De voorgestelde Wtmo van 2020 heette destijds nog Wet transparantie maatschappelijke organisatie en werd ingediend door toenmalig VVD-minister Sander Dekker voor Rechtsbescherming. Maatschappelijke organisaties kunnen daarbij op verzoek verplicht worden inzicht te geven in buitenlandse donaties. “Er waren signalen dat moskeeën in Nederland geld ontvingen vanuit het buitenland, met name golfstaten, om hier een bepaalde, ongewenste, boodschap uit te dragen”, aldus Van Meijeren. “Daar kun je je op zich iets bij voorstellen. Alleen … los van de enorme administratieve rompslomp voor al deze stichtingen, verenigingen, kerkgenootschappen etcetera om verplicht een register bij te houden, kunnen deze worden opgevraagd door overheidsinstanties en als het om substantiële bedragen gaat, geldt dat ook voor de persoonsgegevens van de donateurs.” Hoewel dit volgens Van Meijeren al vragen over privacy oproept, wijst hij vooral op deel twee van de memorie van toelichting, de uitleg bij een wetsvoorstel. Daarin wordt gesproken van ‘het tegengaan van misbruik van financieel-economische aard, zoals witwassen en terrorismefinanciering’ en de verplichting van ‘stichtingen om (…) financiële stukken voortaan te deponeren bij het handelsregister’, waartoe ‘enkele toezichts- en handhavings-instanties van de overheid’ toegang zouden krijgen.
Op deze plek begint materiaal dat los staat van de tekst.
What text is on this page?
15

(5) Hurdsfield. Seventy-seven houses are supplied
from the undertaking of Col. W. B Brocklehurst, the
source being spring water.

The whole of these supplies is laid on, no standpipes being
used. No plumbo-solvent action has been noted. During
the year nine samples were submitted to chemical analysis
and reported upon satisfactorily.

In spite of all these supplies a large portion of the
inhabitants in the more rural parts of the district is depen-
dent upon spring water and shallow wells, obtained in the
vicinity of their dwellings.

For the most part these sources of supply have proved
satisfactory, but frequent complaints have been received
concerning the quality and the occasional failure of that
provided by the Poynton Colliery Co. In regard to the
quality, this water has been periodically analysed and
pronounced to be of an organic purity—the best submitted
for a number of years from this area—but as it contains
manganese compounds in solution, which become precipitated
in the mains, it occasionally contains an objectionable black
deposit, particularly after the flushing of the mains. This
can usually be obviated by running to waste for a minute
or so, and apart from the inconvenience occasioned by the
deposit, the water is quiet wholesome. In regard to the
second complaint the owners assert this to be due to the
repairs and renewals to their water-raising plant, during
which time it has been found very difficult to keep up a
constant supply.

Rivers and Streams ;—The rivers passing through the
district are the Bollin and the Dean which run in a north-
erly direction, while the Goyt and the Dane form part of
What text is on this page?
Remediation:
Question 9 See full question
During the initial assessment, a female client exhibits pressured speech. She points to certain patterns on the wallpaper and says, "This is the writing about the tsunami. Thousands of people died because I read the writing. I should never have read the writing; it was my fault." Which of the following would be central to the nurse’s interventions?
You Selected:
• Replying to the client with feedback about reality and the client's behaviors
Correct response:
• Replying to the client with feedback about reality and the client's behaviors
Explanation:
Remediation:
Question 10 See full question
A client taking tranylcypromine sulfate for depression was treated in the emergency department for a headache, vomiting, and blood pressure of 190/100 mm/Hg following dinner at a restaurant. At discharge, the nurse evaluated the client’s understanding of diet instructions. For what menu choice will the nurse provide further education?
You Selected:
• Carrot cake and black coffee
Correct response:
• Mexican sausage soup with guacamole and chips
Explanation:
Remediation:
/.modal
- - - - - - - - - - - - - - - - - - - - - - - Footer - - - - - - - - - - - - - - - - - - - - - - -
Met andere woorden: niet op verzoek voor buitenlandse donaties, maar verplicht ‘preventief’ waardoor dus ook de binnenlandse transacties inzichtelijk worden. Na de wetswijziging van 2023 werd ook de naam van de wet gewijzigd in ‘Wet transparantie en tegengaan ondermijning door maatschappelijke organisaties’. “De overheid breidt daarmee haar bevoegdheden opnieuw en verder uit dan ooit.”